Surat Cinta terakhir.
Kutujukan kepada seseorang yang daripadanyalah segala inspirasi bermuara. Kepada orang yang sebenarnya akan kudedikasikan tulisan awalku padanya, namun akhirnya kujadikan ia penutup yang indah di surat terakhir ini, agar segala cerita dapat mengalir lancar di hari- hari akhir dan saya melunaskan segala kata yang tak terucap kemudian di surat ini, surat hari terakhir.
Hai kamu, sudah lebih sehat kan sekarang? Terserah kau mau memberitahuku sedang sakit atau tidak, tapi nyatanya saya tahu dan selalu tahu kondisimu.
Ketika saya memandangmu lagi untuk pertama kalinya-setelah pertemuan terakhir kita bertahun yang lalu- saya merasa demikian akrabnya saat menatap matamu. Kamu tahu, yang paling saya sukai dari wajahmu adalah matamu, mata yang selalu menampakkan sisi kekanakan darimu, namun pernah suatu kali saya melihat kekesalan yang tebal menutupi pandanganmu. Amarah pun pernah sekali muncul di mata itu, dan sejak saat itu saya brharap tak akan pernah melihat pemandangan itu lagi di matamu, karena terlalu menyeramkan untuk dapat kupandang.Tapi mata itu indah sekali, sudah pernahkah kusampaikan hal itu padamu sebelumnya?
Kuakui memang sulit saat harus bertemu lagi dengan sosokmu yang telah sekian lama menjadi sosok yang asing bagiku. Setelah waktu berjalan dengan caranya sendiri, rupanya kau pun berubah. Sulit bagiku untuk dapat bertemu denganmu, pikiranku selalu dipenuhi tanya. Seperti apa rupamu kini, masih samakah suara renyah tawamu, apakah kau bahagia dengan hidupmu sekarang, bagaimana saya akan memulai percakapan denganmu, mampukah saya menatap matamu dan berkata: ”SAYA MERINDUKANMU”, dan banyak pertanyaan lainnya yang menggelayut di pikiranku.
Akhirnya saya putuskan untuk mengabaikan semua keributan kecil di hatiku, kuputuskan untuk maju, bertemu denganmu, apapun yang akan terjadi, bagaimanapun reaksimu, dan entah bagaimana nantinya pertemuan perdana kita setelah lama tak bertemu.

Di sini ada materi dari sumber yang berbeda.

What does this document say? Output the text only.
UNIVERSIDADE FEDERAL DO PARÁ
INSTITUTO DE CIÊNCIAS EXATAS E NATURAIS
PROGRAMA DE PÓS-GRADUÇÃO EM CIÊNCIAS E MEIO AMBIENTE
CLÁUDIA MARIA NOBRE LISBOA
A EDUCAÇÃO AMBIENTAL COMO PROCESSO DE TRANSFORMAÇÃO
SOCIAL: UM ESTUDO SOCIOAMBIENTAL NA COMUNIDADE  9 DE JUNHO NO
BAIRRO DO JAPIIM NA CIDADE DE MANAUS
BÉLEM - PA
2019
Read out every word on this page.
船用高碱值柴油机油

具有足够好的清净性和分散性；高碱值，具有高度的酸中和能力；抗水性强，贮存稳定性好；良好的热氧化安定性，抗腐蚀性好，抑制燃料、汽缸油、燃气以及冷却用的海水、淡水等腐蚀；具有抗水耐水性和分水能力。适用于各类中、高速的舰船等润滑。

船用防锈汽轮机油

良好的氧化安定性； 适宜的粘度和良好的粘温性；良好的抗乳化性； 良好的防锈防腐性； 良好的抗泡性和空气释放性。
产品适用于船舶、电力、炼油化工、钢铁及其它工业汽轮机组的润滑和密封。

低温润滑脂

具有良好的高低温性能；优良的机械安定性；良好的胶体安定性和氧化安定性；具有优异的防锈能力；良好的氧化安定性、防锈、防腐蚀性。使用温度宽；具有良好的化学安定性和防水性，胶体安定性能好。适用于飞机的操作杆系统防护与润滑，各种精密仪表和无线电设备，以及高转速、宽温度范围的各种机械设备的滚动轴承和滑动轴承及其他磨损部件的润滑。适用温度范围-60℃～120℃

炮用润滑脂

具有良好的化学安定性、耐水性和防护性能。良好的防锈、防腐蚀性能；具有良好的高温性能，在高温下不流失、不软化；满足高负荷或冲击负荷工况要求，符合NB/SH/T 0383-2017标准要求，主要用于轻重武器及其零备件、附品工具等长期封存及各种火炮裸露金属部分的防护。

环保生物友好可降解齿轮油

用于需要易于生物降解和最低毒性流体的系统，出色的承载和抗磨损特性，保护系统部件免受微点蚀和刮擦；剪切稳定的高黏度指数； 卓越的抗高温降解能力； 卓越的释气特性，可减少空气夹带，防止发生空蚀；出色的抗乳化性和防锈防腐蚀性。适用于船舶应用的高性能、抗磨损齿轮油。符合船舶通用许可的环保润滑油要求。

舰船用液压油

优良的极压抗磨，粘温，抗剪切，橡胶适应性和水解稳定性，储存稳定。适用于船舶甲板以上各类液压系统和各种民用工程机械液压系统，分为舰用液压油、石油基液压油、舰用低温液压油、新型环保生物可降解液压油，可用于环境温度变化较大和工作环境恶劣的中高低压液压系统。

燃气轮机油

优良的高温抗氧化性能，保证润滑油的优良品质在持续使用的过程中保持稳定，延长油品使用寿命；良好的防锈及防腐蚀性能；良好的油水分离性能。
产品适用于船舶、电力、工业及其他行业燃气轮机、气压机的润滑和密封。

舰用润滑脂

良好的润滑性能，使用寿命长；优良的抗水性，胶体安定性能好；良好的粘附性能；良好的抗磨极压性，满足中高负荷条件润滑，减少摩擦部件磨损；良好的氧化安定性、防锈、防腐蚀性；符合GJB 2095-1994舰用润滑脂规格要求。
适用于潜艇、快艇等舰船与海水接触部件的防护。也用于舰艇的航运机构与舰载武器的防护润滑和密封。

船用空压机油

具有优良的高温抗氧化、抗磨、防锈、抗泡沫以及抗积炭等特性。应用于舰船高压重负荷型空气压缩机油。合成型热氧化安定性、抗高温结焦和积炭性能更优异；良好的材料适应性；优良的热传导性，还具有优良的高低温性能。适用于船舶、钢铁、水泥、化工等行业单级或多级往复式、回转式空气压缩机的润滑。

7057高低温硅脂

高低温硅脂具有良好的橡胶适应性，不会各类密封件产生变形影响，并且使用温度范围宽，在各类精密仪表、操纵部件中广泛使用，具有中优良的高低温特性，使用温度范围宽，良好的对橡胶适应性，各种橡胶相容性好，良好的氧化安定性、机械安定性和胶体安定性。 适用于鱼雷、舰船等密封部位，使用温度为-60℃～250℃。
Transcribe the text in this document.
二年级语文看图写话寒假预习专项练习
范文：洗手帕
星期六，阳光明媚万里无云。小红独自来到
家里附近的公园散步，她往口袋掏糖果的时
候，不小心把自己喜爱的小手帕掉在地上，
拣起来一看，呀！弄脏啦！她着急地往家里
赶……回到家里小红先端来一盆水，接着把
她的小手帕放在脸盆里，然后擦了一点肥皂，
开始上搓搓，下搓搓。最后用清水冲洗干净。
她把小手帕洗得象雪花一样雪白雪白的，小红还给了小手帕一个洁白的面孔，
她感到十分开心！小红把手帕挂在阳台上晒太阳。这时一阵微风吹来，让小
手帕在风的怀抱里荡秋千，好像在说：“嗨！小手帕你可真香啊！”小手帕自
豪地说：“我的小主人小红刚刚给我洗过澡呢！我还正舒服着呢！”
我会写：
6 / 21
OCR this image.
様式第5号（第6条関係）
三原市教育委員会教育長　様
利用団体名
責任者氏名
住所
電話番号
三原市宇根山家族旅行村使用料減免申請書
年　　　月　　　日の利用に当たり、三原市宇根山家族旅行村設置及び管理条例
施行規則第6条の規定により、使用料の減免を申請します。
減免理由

Dan sungguh, ketika saya melihat sosok tubuhmu, bahkan saya belum melihat wajahmu, saya rasa saya tak mampu berjalan tegak. “Jangan senyum padaku, lututku akan lemah” ujarku dalam hati. Dan disanalah kau duduk, dengan santainya, pakaianmu santai malah menurutku terlalu santai karena,asal-kau-tahu-saja, untuk saat itu sebelum saya bertemu denganmu disana, segala macam hal hingga hal terdetil kupilihkan untuk melihatmu lagi, tapi rupanya kau malah muncul dengan gaya cuekmu. Tapi akhirnya hari itu, kita mampu melewatinya hingga batas akhir hari, asyik bertukar cerita tentang apa yang telah kita lewatkan dari hidup masing- masing. Dan hari pun berlalu begitu saja, meski sejak saat itu kekakuan yang ada bisa melebur sedikit, namun masih tetap seperti ada tirai tipis yang membuat kita tak bisa tertawa lepas layaknya dulu. Ah tapi apalah arti ‘dulu’ itu, jangan- jangan hanya saya yang memiliki kata ‘dulu’ dimana ‘dulu itu adalah kau bersama saya’.
Tapi ya nampaknya kini kau telah berubah menjadi sesosok orang yang berbeda dengan yang pernah kukenal. Saya tak pernah menyalahkan hal itu, toh nyatanya ketika waktu berjalan semua hal yang ada di bawah kuasanya mau tak mau harus berubah.
Sejauh ini, entah kau menyimak apa saja yang kutuliskan atau tidak, tapi saya yakin kau tahu sejauh mana saya mencampurkan fiksi ke dalam cerita-cerita yang mungkin pernah begitu kau kenal dulu, karena itu semua cerita tentangmu. Atau mari bertaruh, kau sekarang tak sepeka itu lagi menyimak apa saja yang kututurkan kembali tentangmu. Tapi begitulah adanya, ketika hingga saat ini sekalipun saya masih menganggapmu sebagai sebuah kisah yang tak akan pernah usang dimakan waktu.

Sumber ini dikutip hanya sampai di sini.